Сбежав от непонятных ей терминов вроде рюшек, далматики и какого-то марлота — Маня во дворе на радостях вместе с детьми принялась валять Трезора, позабыв о своих же недавних словах о запахе. Для полного счастья не хватало только Лёши, который сейчас, скорее всего — штурмовал какой-нибудь курумник в окрестностях Зюраткуля, в условиях, максимально приближенных к боевым. Ничего, скоро он вернется и уж тогда она встретит его во всеоружии! А по поводу впечатления, которое Дуняша произведет на Константина — Маня вообще не волновалась. Он на неё в застиранном то рабочем врачебном халатике смотрел как на икону, а на дне рождения в харчевне — всё больше отмалчивался, словно проглотив язык…


В то время, как мысль о сольной карьере едва-едва забрезжила в очаровательной головке Мани — Макаров приступил к делу с размахом. И уже пятого июня, сразу после днюхи подполковника в харчевне — организовал вокально-инструментальный ансамбль, джаз-банд и даже один бой-бенд из бывших выпускников горного училища. Из уличенных в нечистоплотности и попытках присвоить ценные сведения из будущего. Репетировали сейчас на базе бывшего древлеправославного скита, оглашая окрестности чистосердечными признаниями и неподдельным раскаянием. Перед короткими гастролями в один конец…


А сам Александр Семёнович наконец-то, с помощью подсказок Павла Петровича — освоил выделенный смартфон. Функции диктофона, фото-и видеосъемки привели его в восторг, испробовав зум — долго игрался, с сожалением обронив: «В отрочестве бы мне этот прибор, когда в папенькиной усадьбе за девками на реке подглядывал…»


Император тогда же, вечером пятого — вызвал Павла Строганова, с порога объявив:


— Отправлю-ка я тебя к батюшке, Пашка, пока лишнего не вынюхал. Посидишь в пермской вотчине под домашним арестом до осени. Потом катись на все четыре стороны, хоть и в Европу. К тому времени пронюхают про наши дела, и любой русский, даже завалящий, в цене будет.
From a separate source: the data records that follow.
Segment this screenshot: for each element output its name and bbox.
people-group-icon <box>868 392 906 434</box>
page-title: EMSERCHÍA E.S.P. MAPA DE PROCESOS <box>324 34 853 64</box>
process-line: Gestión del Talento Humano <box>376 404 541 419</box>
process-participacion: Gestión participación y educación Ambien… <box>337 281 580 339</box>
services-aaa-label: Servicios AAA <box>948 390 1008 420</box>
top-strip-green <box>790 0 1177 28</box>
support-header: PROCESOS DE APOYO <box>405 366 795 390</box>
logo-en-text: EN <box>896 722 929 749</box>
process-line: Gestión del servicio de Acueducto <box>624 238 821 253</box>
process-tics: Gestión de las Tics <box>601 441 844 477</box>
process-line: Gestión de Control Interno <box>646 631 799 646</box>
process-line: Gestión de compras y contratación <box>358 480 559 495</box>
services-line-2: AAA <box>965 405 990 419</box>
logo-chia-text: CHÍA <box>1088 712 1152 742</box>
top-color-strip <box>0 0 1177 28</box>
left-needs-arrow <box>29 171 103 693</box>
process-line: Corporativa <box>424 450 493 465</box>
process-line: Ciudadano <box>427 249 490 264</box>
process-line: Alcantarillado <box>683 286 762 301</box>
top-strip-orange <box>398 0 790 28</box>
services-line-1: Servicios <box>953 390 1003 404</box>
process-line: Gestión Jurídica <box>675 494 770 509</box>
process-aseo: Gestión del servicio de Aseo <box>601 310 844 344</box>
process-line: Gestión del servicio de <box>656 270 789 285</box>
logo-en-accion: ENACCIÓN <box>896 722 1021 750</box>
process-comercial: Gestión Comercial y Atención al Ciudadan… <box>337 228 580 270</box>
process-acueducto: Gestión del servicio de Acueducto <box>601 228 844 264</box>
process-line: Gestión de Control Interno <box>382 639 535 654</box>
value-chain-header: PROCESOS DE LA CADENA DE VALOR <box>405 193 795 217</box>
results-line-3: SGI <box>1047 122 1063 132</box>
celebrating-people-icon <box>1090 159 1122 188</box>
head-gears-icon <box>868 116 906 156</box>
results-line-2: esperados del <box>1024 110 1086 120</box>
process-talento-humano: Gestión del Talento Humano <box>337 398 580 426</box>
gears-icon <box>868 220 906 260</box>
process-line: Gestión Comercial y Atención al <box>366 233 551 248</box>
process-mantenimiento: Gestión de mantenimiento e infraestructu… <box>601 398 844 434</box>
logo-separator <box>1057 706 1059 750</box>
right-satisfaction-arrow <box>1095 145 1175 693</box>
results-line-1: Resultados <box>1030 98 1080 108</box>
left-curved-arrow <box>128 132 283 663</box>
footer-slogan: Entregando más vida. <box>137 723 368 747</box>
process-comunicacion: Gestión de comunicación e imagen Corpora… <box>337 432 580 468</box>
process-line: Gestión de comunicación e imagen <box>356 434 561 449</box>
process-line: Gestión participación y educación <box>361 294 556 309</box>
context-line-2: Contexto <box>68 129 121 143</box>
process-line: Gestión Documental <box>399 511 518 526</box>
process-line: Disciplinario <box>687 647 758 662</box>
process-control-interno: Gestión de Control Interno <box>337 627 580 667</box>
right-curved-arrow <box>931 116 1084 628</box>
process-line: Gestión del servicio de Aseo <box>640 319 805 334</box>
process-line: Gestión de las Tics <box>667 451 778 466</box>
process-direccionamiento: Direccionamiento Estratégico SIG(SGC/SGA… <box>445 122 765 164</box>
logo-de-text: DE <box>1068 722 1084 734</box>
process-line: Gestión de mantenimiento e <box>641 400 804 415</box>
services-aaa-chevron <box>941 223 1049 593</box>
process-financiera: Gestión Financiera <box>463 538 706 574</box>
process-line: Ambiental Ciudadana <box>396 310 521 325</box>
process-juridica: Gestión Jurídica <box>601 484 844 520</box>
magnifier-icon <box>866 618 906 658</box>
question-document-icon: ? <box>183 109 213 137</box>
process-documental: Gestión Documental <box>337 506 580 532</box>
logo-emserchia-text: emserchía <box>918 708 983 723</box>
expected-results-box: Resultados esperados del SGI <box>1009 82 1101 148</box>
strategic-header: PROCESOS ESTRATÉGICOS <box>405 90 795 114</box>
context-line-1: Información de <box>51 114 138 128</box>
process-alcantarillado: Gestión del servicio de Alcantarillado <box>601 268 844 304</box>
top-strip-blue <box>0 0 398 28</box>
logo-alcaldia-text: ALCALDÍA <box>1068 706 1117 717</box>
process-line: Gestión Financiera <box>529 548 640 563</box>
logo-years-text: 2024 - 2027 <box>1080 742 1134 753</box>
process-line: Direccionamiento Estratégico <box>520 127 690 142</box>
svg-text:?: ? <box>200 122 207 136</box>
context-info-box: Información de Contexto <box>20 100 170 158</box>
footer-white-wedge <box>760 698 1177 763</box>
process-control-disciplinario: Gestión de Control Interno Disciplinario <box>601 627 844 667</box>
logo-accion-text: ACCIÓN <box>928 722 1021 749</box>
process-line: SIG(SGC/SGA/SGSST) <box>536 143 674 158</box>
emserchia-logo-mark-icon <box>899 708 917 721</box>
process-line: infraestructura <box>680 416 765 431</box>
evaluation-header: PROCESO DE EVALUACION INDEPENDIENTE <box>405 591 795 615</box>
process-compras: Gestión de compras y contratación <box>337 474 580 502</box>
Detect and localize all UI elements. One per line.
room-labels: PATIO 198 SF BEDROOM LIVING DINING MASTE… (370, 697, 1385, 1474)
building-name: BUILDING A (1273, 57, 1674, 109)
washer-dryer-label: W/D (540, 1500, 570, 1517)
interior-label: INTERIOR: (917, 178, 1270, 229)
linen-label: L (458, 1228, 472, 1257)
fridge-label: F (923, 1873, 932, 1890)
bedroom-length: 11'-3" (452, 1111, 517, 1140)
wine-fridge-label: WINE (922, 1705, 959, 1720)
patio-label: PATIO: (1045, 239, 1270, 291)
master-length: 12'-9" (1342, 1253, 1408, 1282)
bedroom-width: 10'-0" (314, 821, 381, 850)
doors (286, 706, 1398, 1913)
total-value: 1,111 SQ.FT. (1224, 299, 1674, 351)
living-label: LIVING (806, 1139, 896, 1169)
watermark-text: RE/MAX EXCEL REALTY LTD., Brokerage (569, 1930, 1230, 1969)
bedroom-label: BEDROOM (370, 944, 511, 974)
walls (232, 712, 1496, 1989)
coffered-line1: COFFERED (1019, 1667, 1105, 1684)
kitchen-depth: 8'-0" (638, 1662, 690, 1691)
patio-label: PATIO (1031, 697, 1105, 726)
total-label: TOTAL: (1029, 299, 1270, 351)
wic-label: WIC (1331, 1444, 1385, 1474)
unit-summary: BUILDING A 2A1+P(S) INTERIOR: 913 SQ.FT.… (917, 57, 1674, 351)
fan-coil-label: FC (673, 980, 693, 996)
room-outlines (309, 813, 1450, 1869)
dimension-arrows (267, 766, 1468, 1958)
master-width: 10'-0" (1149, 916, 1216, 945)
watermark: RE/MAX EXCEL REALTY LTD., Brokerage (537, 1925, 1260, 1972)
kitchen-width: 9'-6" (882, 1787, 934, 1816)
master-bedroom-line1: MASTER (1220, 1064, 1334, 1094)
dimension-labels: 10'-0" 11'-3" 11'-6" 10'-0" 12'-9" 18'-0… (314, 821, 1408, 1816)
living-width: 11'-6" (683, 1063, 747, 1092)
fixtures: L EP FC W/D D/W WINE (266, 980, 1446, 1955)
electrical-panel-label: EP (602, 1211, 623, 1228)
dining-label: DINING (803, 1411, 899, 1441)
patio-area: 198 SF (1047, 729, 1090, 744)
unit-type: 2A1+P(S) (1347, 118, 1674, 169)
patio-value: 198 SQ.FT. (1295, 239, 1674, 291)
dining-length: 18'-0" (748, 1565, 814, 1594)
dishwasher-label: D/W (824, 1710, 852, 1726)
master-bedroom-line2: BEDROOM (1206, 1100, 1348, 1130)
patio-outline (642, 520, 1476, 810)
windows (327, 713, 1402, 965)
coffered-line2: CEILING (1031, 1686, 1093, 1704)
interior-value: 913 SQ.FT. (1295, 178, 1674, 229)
Как учитель великого и могучего…

— Я был нетрезв, мое поведение недостойно русского дворянина! — Повалился в ноги Паулюс, всё как учил Егор. — Я был нетрезв, простите меня, Ваше Величество! Хочу послужить отечеству!

— Тогда смотри! — Повеселел самодержец. — Про судьбу отступников и предателей, коих сегодня прямо из кроватей сонных выдернули, слышал⁈ Разглашение и утаивание сведений, полученных здесь, приравнивается к государственной измене и прямом пособничестве врагу! Подумай до завтра, и если решение твердо, подпишешь бумаги. И от меня условие, возьмешь своих малолетних братьев, что вскорости приедут, под свой патронаж. И рожу не криви, что ублюдки! Это братья твои! Отец дюже закручинился и опечалился, узнав о судьбе пресекшегося корня строгановского, так что смирись! А паче того, дружбу заведи с братьями, как старший!


Павел, обрадованный прощением императора — был согласен на всё и лишь кивал головой, как собачка на приборной панели. Государь, тоже удовлетворенный — милостиво опустил его, окончив аудиенцию. Он уже и без всяких подписок и допусков столько узнал, что палкой не выгонишь отсюда, настолько всё оказалось интересно. А свою гордыню волей неволей пришлось смирить, ещё ладно мозги в нужное русло вправил всего один удар Серёги. А после кратких обмолвок Егора и более пространных объяснениях друга детства Александра о том, что всё не то, чем кажется и какая судьба была уготована России — в Европу больше не манило. Если только в составе экскурсионно-туристической группы с многозарядным автоматическим оружием и артиллерией…


А Макаров, временно отдав судьбу отступников в руки подчиненных — с огромным удовольствием принялся знакомиться с потомками. Слов нет, технические средства и приборы были занимательны, но в первую очередь Александр Семёнович считал важным людей, их помыслы, убеждения и стремления. К полковнику, участковому Сергею Ершову — Макаров ещё после письменных докладов и эпистолярного общения — проникся искренней симпатией. Поэтому первая встреча была короткой и совсем не деловой, больше похожей на воссоединение двух боевых товарищей, участвовавших в одной военной компании в разных подразделениях. Договорились встретиться в ближайшее время, в приватной беседе, чтоб ничего не мешало. И не ограничивало по времени, желательно с сытным ужином и доброй чаркой.


А вот брат Серёги Егор, был для руководителя тайной экспедиции весьма занимателен. Что по его предложениям и докладам, что по сказкам его подчиненных. Не зря он распорядился за ним и его делами установить неусыпное наблюдение. И такой надзор учинить, чтоб сам объект поводок этот не чувствовал и об плотной опеке не догадывался. А то иные его предложения и идеи, присланные в бумажной форме — повергали в смятение не только императора, но и ко многому привычного самого Макарова. Тем интересней было встретиться лично, да и следовало решить, уместно ли будет оставить при Егоре наследника с Константином. Вот то, как управляющий химической промышленности взращивал новую научную элиту — вызывало полное одобрение. Такой запредельный цинизм и любовь к своей стране, какие прививались в стенах лабораторий — только на пользу могли пойти державе. При условии, что этих деятелей держать под неусыпным контролем, направляя энергию в конструктивное русло и удерживая от совсем уж от оголтелых акций.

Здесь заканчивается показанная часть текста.